Breaking Legislative Barriers to Nurse Practitioners, Canada

Good Health and Well Being
Case Study Submitted by: Carolyn Pullen, Director, Advocacy and Strategy, Canadian Nurses Association
Country: Canada
Despite progress, numerous pieces of federal legislation still require updating. Without these changes, barriers in access to care persist for many Canadians

Over 20 years ago, nurse practitioners (NPs) became a regulated class of healthcare providers in Canada with the aim of improving access to primary care for many citizens, especially indigenous peoples living in rural and remote communities. Today, there are almost five thousand NPs in Canada, many of whom are members of multidisciplinary care teams, and the primary care providers for over three million Canadians.
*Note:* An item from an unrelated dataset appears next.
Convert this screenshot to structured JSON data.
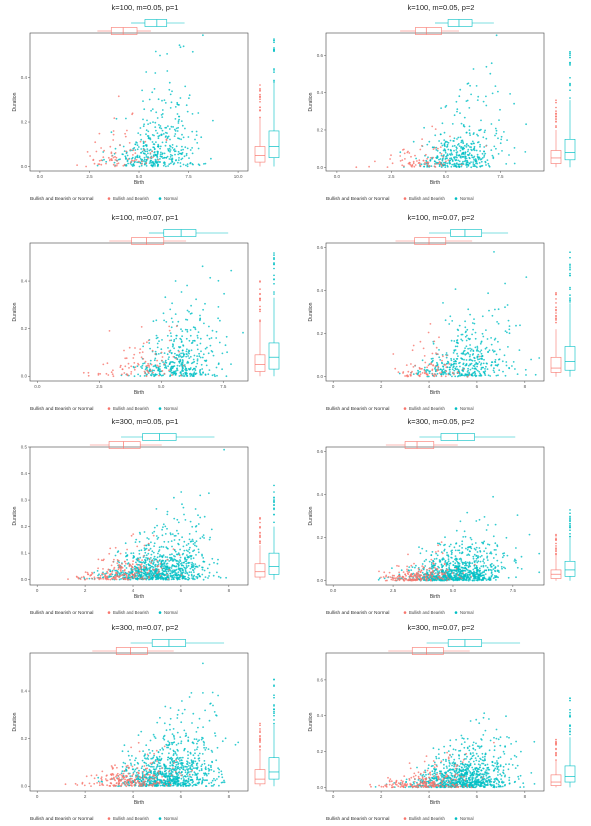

Since the introduction of NPs, many pieces of provincial, territorial and federal legislation have gradually been modernised to recognise and list NPs as professionals eligible to provide a range of health services, but many legal amendments still need to be implemented to increase the scope of practice of RNs and to extend access to care to all.
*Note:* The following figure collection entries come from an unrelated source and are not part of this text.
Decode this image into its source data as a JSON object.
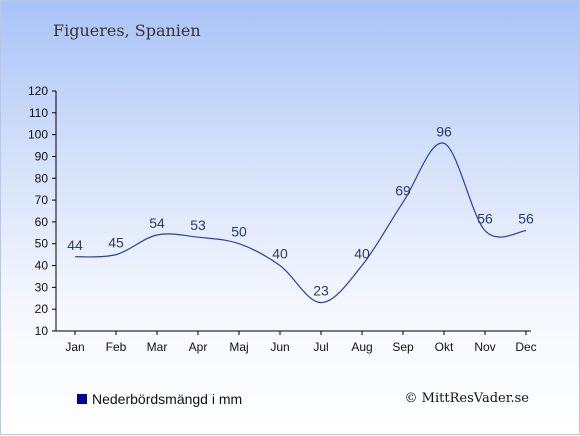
{
  "title": "Figueres, Spanien",
  "legend": {
    "label": "Nederbördsmängd i mm",
    "color": "#0000a0"
  },
  "credit": "© MittResVader.se",
  "chart_data": {
    "type": "line",
    "categories": [
      "Jan",
      "Feb",
      "Mar",
      "Apr",
      "Maj",
      "Jun",
      "Jul",
      "Aug",
      "Sep",
      "Okt",
      "Nov",
      "Dec"
    ],
    "series": [
      {
        "name": "Nederbördsmängd i mm",
        "values": [
          44,
          45,
          54,
          53,
          50,
          40,
          23,
          40,
          69,
          96,
          56,
          56
        ],
        "color": "#2a3fa8"
      }
    ],
    "ylim": [
      10,
      120
    ],
    "yticks": [
      10,
      20,
      30,
      40,
      50,
      60,
      70,
      80,
      90,
      100,
      110,
      120
    ],
    "grid": false,
    "data_labels": true,
    "legend_position": "bottom-left"
  }
}
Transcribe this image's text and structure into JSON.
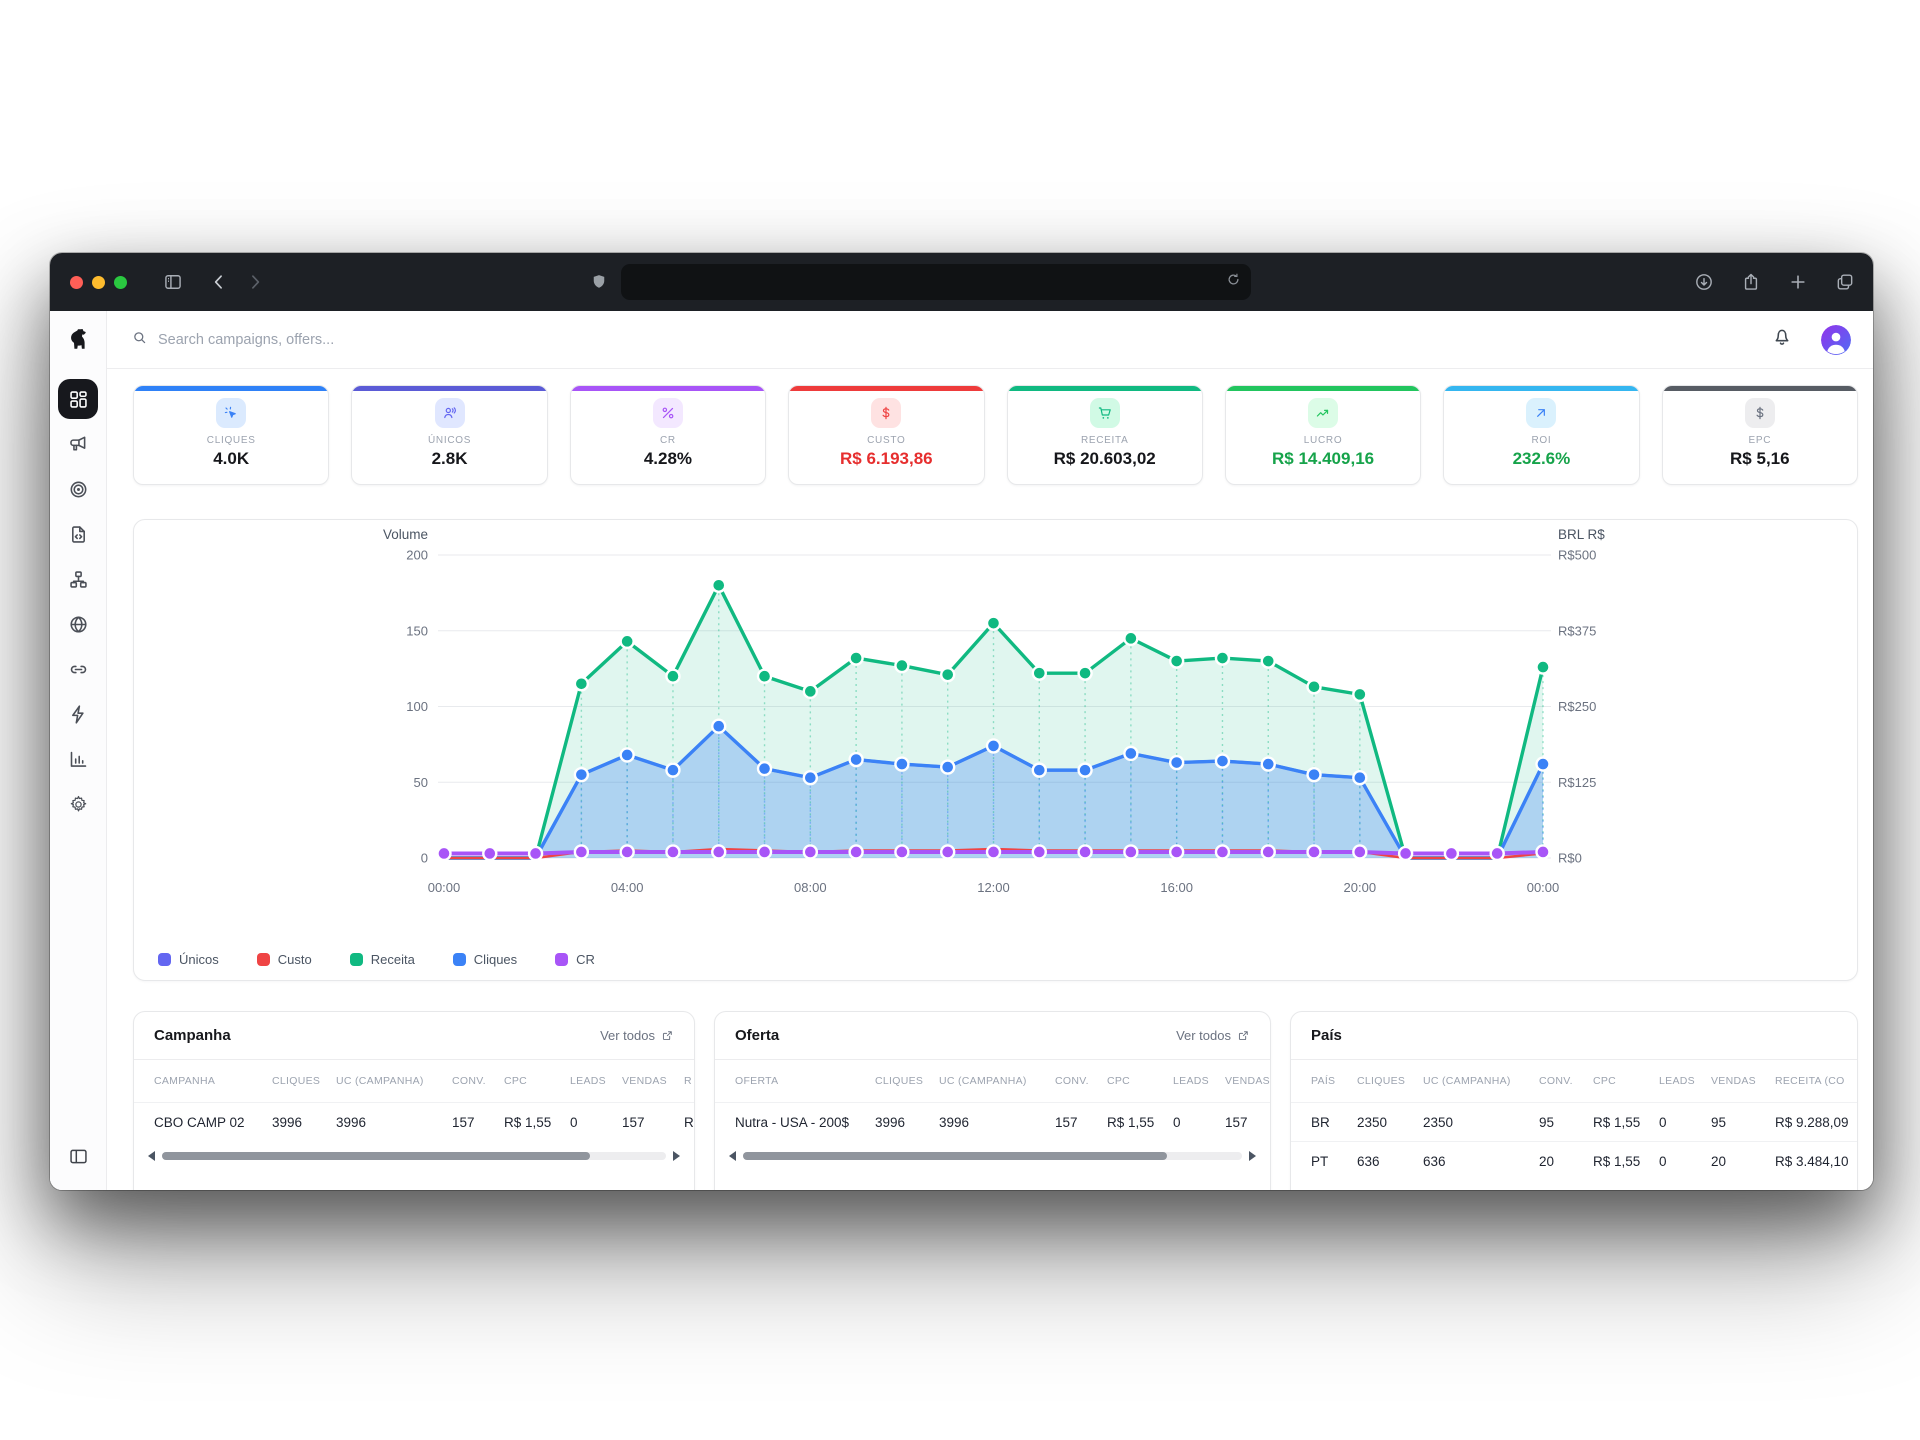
{
  "browser": {
    "traffic_lights": [
      "close",
      "minimize",
      "zoom"
    ],
    "url_value": "",
    "colors": {
      "close": "#ff5f57",
      "minimize": "#febc2e",
      "zoom": "#2ac840"
    }
  },
  "app": {
    "search_placeholder": "Search campaigns, offers..."
  },
  "sidebar": {
    "items": [
      {
        "name": "sidebar-item-dashboard",
        "icon": "grid",
        "active": true
      },
      {
        "name": "sidebar-item-campaigns",
        "icon": "megaphone",
        "active": false
      },
      {
        "name": "sidebar-item-offers",
        "icon": "target",
        "active": false
      },
      {
        "name": "sidebar-item-landers",
        "icon": "file-code",
        "active": false
      },
      {
        "name": "sidebar-item-flows",
        "icon": "sitemap",
        "active": false
      },
      {
        "name": "sidebar-item-domains",
        "icon": "globe",
        "active": false
      },
      {
        "name": "sidebar-item-links",
        "icon": "link",
        "active": false
      },
      {
        "name": "sidebar-item-automation",
        "icon": "bolt",
        "active": false
      },
      {
        "name": "sidebar-item-reports",
        "icon": "bar-chart",
        "active": false
      },
      {
        "name": "sidebar-item-settings",
        "icon": "gear",
        "active": false
      }
    ]
  },
  "kpis": [
    {
      "label": "CLIQUES",
      "value": "4.0K",
      "accent": "#2f81f7",
      "icon": "cursor-click",
      "icon_color": "#3b82f6",
      "icon_bg": "#dbeafe",
      "value_color": "#16171b"
    },
    {
      "label": "ÚNICOS",
      "value": "2.8K",
      "accent": "#5b5bd6",
      "icon": "users",
      "icon_color": "#6366f1",
      "icon_bg": "#e0e7ff",
      "value_color": "#16171b"
    },
    {
      "label": "CR",
      "value": "4.28%",
      "accent": "#a855f7",
      "icon": "percent",
      "icon_color": "#a855f7",
      "icon_bg": "#f3e8ff",
      "value_color": "#16171b"
    },
    {
      "label": "CUSTO",
      "value": "R$ 6.193,86",
      "accent": "#ee3b3b",
      "icon": "dollar",
      "icon_color": "#ef4444",
      "icon_bg": "#fee2e2",
      "value_color": "#e62e2e"
    },
    {
      "label": "RECEITA",
      "value": "R$ 20.603,02",
      "accent": "#10b981",
      "icon": "shopping-cart",
      "icon_color": "#10b981",
      "icon_bg": "#d1fae5",
      "value_color": "#16171b"
    },
    {
      "label": "LUCRO",
      "value": "R$ 14.409,16",
      "accent": "#22c55e",
      "icon": "trending-up",
      "icon_color": "#22c55e",
      "icon_bg": "#dcfce7",
      "value_color": "#16a34a"
    },
    {
      "label": "ROI",
      "value": "232.6%",
      "accent": "#35b6f0",
      "icon": "arrow-up-right",
      "icon_color": "#3b82f6",
      "icon_bg": "#daf1fd",
      "value_color": "#16a34a"
    },
    {
      "label": "EPC",
      "value": "R$ 5,16",
      "accent": "#575c64",
      "icon": "dollar",
      "icon_color": "#6b7280",
      "icon_bg": "#ededef",
      "value_color": "#16171b"
    }
  ],
  "chart_data": {
    "type": "area",
    "points": 25,
    "x_ticks": {
      "indices": [
        0,
        4,
        8,
        12,
        16,
        20,
        24
      ],
      "labels": [
        "00:00",
        "04:00",
        "08:00",
        "12:00",
        "16:00",
        "20:00",
        "00:00"
      ]
    },
    "left_axis": {
      "title": "Volume",
      "ticks": [
        0,
        50,
        100,
        150,
        200
      ],
      "max": 200
    },
    "right_axis": {
      "title": "BRL R$",
      "tick_labels": [
        "R$0",
        "R$125",
        "R$250",
        "R$375",
        "R$500"
      ],
      "max": 500
    },
    "grid": "horizontal",
    "legend_position": "bottom-left",
    "series": [
      {
        "name": "Únicos",
        "color": "#6366f1",
        "fill": false,
        "values": [
          0,
          0,
          0,
          55,
          68,
          58,
          87,
          59,
          53,
          65,
          62,
          60,
          74,
          58,
          58,
          69,
          63,
          64,
          62,
          55,
          53,
          0,
          0,
          0,
          62
        ]
      },
      {
        "name": "Custo",
        "color": "#ef4444",
        "fill": false,
        "values": [
          0,
          0,
          0,
          4,
          5,
          4,
          6,
          5,
          4,
          5,
          5,
          5,
          6,
          5,
          5,
          5,
          5,
          5,
          5,
          4,
          4,
          0,
          0,
          0,
          3
        ]
      },
      {
        "name": "Receita",
        "color": "#10b981",
        "fill": true,
        "values": [
          0,
          0,
          0,
          115,
          143,
          120,
          180,
          120,
          110,
          132,
          127,
          121,
          155,
          122,
          122,
          145,
          130,
          132,
          130,
          113,
          108,
          0,
          0,
          0,
          126
        ]
      },
      {
        "name": "Cliques",
        "color": "#3b82f6",
        "fill": true,
        "values": [
          0,
          0,
          0,
          55,
          68,
          58,
          87,
          59,
          53,
          65,
          62,
          60,
          74,
          58,
          58,
          69,
          63,
          64,
          62,
          55,
          53,
          0,
          0,
          0,
          62
        ]
      },
      {
        "name": "CR",
        "color": "#a855f7",
        "fill": false,
        "values": [
          3,
          3,
          3,
          4,
          4,
          4,
          4,
          4,
          4,
          4,
          4,
          4,
          4,
          4,
          4,
          4,
          4,
          4,
          4,
          4,
          4,
          3,
          3,
          3,
          4
        ]
      }
    ],
    "legend": [
      "Únicos",
      "Custo",
      "Receita",
      "Cliques",
      "CR"
    ]
  },
  "tables": [
    {
      "title": "Campanha",
      "link": "Ver todos",
      "has_scrollbar": true,
      "headers": [
        "CAMPANHA",
        "CLIQUES",
        "UC (CAMPANHA)",
        "CONV.",
        "CPC",
        "LEADS",
        "VENDAS",
        "R"
      ],
      "rows": [
        [
          "CBO CAMP 02",
          "3996",
          "3996",
          "157",
          "R$ 1,55",
          "0",
          "157",
          "R"
        ]
      ]
    },
    {
      "title": "Oferta",
      "link": "Ver todos",
      "has_scrollbar": true,
      "headers": [
        "OFERTA",
        "CLIQUES",
        "UC (CAMPANHA)",
        "CONV.",
        "CPC",
        "LEADS",
        "VENDAS"
      ],
      "rows": [
        [
          "Nutra - USA - 200$",
          "3996",
          "3996",
          "157",
          "R$ 1,55",
          "0",
          "157"
        ]
      ]
    },
    {
      "title": "País",
      "link": "",
      "has_scrollbar": false,
      "headers": [
        "PAÍS",
        "CLIQUES",
        "UC (CAMPANHA)",
        "CONV.",
        "CPC",
        "LEADS",
        "VENDAS",
        "RECEITA (CO"
      ],
      "rows": [
        [
          "BR",
          "2350",
          "2350",
          "95",
          "R$ 1,55",
          "0",
          "95",
          "R$ 9.288,09"
        ],
        [
          "PT",
          "636",
          "636",
          "20",
          "R$ 1,55",
          "0",
          "20",
          "R$ 3.484,10"
        ]
      ]
    }
  ]
}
Updates have allowed NPs to officially sign off on a range of legal and administrative documents that verify they have examined or treated a patient and assessed a patient’s eligibility for a federal programme.

British Columbia has been the leader in removing provincial barriers where legislation required modernisation to include NPs. In 2014, the British Columbia College of Physicians and Surgeons and the College of Registered Nurses of British Columbia collaborated to successfully address this issue with the province passing Bill 17 to make 11 changes in nine Acts.

As progress is made at the provincial level, the Canadian Nurses Association (CNA) and their partners, including the Canada Association of Advanced Practice Nurses and the Canadian Indigenous Nurses Association, continue to work with the federal government to make similar legislative changes at the federal level. While the required legislative changes are minor, collectively they will greatly enhance access to care.

The CNA continues to advocate strongly at the federal level for changes to 34 pieces of federal legislation. They are presently working toward an omnibus solution that may be implementable in 2017 to comprehensively address the issue. The most current outcome is a high level of awareness of the issue among federal politicians and policy makers and strong support for change.